Prisoners of Chance - Page 158/233

These pages have been poorly written if he who reads has not discovered that I am of a nature not easily discouraged by events, or disheartened by misfortune. God had sufficiently armored me with hope; so that in the midst of much darkness I sought for whatever light of guidance there might be, making the most of it. Yet the intense, unanticipated loneliness of that bare hut chilled my blood, and I scarcely recall a more wretched time than while I waited, stung and tortured by fears, for the return of De Noyan.

In truth the rough conclusions voiced by the angry sectary merely confirmed my own fear. I had marked within the eyes of Naladi--dreamy as they appeared beneath the shading of long lashes--no promise of tenderness of heart. I believed it was seldom she inclined to mercy, seldom she would step between her warriors and their revenge. I acknowledge freely I felt to some degree the strange spell of her power, the magic influence of her soft, sinuous beauty, which I doubt if any man could utterly resist. Yet I recognized her from the first, even as she stood wrapped in the sun's rays on the rock summit, as one who, by instinct and nature, was scarce less a savage than her most desperate follower, although she possessed the rare gift of masking her cruelty beneath the pleasing smile of a woman not entirely unacquainted with the courtesies of refinement.
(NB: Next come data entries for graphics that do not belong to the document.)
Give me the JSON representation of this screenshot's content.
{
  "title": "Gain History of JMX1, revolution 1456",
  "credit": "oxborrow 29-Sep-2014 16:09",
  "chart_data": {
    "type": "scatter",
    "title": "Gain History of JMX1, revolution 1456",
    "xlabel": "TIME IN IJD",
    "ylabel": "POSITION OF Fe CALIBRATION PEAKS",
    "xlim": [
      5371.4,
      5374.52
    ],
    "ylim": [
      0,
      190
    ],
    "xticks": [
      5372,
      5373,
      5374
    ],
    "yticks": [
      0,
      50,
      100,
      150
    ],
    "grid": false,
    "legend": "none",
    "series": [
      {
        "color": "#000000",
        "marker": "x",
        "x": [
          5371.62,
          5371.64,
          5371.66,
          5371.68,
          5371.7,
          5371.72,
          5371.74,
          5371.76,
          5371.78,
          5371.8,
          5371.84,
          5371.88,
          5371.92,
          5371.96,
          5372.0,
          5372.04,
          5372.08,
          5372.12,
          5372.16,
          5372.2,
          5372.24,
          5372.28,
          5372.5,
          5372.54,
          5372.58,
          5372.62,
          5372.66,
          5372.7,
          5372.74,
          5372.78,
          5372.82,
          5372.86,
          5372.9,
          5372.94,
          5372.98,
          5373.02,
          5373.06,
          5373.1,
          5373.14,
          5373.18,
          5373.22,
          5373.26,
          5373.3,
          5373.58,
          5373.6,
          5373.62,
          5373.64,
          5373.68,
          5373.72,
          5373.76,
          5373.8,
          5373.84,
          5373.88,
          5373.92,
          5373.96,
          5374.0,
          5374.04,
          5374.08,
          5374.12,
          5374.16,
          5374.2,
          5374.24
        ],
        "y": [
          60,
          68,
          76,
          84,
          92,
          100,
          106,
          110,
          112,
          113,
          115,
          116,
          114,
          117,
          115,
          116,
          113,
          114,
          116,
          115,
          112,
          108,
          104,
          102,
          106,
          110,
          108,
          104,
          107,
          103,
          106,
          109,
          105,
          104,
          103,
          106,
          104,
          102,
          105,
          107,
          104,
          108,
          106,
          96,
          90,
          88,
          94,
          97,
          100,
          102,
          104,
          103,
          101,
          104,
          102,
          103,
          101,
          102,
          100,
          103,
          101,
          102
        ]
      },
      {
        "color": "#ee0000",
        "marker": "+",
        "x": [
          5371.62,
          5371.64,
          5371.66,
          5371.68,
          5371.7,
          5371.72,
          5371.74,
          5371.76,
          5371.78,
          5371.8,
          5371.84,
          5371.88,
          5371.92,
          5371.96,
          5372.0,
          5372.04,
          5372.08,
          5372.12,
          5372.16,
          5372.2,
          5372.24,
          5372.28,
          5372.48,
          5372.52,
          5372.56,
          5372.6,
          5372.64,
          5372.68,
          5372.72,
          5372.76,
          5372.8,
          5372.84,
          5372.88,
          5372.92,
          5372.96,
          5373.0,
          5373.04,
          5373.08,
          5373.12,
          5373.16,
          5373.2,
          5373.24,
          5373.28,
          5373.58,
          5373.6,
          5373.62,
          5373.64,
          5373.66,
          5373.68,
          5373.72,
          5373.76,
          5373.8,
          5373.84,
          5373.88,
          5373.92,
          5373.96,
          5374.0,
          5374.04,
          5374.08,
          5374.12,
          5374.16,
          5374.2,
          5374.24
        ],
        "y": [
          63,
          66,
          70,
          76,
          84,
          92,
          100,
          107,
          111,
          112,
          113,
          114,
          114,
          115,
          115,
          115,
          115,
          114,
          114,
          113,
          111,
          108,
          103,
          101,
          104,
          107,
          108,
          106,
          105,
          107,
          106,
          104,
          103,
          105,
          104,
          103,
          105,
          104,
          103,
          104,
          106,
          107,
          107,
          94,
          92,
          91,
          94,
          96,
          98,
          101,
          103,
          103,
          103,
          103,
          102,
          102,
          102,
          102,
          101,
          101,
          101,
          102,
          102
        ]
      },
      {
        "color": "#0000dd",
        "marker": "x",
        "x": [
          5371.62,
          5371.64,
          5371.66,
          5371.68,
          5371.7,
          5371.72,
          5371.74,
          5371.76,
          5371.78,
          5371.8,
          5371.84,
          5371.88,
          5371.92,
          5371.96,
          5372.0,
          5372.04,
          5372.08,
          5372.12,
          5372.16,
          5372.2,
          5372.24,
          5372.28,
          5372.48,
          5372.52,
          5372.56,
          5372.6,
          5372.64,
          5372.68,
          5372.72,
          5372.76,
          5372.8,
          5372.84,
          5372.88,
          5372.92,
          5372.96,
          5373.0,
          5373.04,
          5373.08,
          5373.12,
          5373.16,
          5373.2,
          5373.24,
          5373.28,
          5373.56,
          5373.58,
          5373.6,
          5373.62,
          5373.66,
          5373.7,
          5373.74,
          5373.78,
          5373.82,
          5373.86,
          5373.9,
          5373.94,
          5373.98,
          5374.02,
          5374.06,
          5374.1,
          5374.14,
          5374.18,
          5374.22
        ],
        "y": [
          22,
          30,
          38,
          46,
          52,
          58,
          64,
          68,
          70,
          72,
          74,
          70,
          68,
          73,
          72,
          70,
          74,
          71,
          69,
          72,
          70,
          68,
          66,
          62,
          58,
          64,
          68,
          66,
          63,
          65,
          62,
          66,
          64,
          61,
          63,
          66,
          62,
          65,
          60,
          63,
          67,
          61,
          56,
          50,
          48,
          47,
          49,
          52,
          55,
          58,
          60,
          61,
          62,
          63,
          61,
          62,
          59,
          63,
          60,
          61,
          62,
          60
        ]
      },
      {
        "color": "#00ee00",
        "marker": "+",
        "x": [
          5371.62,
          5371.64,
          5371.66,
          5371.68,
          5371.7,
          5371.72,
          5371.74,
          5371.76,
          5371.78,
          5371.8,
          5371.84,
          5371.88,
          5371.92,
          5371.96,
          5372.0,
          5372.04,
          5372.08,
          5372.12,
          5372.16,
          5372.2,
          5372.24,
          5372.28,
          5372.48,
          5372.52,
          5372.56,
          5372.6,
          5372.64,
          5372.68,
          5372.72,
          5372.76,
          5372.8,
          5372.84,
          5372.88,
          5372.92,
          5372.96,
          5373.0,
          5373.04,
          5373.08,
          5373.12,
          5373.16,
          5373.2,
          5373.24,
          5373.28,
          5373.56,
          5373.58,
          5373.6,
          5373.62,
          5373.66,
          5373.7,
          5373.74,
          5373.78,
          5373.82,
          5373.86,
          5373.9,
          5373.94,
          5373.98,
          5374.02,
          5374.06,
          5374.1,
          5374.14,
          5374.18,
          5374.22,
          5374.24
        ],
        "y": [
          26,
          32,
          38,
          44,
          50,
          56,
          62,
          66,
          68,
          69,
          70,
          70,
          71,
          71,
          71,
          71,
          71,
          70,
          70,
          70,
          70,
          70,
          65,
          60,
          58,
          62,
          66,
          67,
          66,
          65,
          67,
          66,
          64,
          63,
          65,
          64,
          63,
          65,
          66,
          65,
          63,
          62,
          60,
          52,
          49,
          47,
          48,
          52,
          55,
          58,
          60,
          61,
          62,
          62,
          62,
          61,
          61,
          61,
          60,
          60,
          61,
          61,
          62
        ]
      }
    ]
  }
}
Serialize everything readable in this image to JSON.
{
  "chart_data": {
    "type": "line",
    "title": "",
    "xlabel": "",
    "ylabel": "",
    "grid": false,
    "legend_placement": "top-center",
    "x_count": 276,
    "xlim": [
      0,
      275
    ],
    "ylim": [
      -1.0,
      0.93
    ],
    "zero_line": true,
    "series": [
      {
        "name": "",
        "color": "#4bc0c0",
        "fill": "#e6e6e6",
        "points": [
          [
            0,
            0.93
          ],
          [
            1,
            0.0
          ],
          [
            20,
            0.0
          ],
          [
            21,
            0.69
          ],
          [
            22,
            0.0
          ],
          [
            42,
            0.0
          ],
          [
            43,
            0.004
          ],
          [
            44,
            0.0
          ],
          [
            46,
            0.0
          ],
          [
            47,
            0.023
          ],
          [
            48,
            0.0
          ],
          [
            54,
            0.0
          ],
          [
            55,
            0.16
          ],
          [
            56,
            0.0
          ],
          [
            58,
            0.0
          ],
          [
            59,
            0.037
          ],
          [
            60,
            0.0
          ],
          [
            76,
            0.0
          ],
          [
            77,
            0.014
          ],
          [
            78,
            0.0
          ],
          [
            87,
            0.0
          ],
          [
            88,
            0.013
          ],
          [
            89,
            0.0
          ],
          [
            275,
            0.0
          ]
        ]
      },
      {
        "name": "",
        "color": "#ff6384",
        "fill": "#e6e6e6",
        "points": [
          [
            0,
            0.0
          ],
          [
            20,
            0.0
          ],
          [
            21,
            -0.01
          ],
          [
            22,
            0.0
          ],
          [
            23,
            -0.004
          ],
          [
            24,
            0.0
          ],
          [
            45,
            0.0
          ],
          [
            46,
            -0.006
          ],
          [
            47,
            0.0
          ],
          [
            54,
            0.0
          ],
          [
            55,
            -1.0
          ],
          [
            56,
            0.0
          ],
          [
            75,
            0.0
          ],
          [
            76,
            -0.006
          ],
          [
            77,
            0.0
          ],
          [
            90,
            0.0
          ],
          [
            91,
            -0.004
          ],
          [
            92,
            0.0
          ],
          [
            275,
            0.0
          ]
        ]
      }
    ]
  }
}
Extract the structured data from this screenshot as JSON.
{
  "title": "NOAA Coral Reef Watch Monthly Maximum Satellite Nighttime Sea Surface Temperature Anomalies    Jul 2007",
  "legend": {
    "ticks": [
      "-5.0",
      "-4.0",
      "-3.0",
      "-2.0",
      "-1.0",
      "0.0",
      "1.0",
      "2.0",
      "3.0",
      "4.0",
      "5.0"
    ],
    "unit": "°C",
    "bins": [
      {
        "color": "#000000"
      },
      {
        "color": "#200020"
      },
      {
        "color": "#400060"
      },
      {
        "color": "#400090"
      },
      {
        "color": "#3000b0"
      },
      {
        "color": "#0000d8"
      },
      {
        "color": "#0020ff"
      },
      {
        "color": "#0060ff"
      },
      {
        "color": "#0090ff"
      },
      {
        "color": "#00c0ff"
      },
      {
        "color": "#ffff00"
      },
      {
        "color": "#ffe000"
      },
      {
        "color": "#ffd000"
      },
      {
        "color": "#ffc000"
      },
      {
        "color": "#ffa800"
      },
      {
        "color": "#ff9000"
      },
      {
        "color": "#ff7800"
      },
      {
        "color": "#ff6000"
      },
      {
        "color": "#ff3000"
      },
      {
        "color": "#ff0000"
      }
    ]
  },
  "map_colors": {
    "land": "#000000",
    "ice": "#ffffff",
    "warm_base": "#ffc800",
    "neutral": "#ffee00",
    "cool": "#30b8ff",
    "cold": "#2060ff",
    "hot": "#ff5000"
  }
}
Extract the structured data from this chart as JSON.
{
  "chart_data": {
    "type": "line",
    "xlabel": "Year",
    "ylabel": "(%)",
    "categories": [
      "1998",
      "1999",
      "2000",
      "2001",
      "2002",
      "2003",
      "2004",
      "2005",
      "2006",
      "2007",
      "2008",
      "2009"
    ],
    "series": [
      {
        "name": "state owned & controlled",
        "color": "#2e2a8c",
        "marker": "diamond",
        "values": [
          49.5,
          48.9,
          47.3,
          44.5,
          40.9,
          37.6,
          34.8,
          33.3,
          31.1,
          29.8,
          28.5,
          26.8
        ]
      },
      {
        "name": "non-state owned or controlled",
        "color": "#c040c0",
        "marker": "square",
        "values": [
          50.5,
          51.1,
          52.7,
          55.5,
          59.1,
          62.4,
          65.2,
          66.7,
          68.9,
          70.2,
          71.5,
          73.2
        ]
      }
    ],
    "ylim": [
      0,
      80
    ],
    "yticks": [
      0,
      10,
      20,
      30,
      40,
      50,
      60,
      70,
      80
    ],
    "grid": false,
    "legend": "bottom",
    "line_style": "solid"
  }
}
I marvelled greatly who she could be, thus sporting the polite graces of a reception-room in the midst of these squalid huts. What was her strange life-story? How ever came such a woman, with charm of face, and grace of manner, to be acknowledged leader over such a people? It was not so odd that a clever, resourceful woman, driven perhaps by necessity, should have made unscrupulous use of their dominant superstitions, and, by naming herself "Daughter of the Sun," have obtained supreme power. The perfect acting of such an assumed character would not prove difficult to her, while their servile worship of the protesting Puritan, whose red hair alone had elevated him to sainthood, proved how easily these savages might be deceived, and led slaves by subtle magic. Yet who was the woman? Whence came she? Why should she ever have chosen such a life?

And Eloise! Through what misfortune had she already attained the undisguised dislike of this Amazon? To what fate would this unmerited disfavor condemn her? It is a terrible thing to remain chained and helpless at such a time, to realize that cruel wrong, possibly torture, is being visited upon another, upon one you know and love, and yet be unable to uplift hand or voice in warning. I am by nature cool in action, yet there are few who fret more grievously when held in leash, compelled to await in uncertainty the coming of the unknown.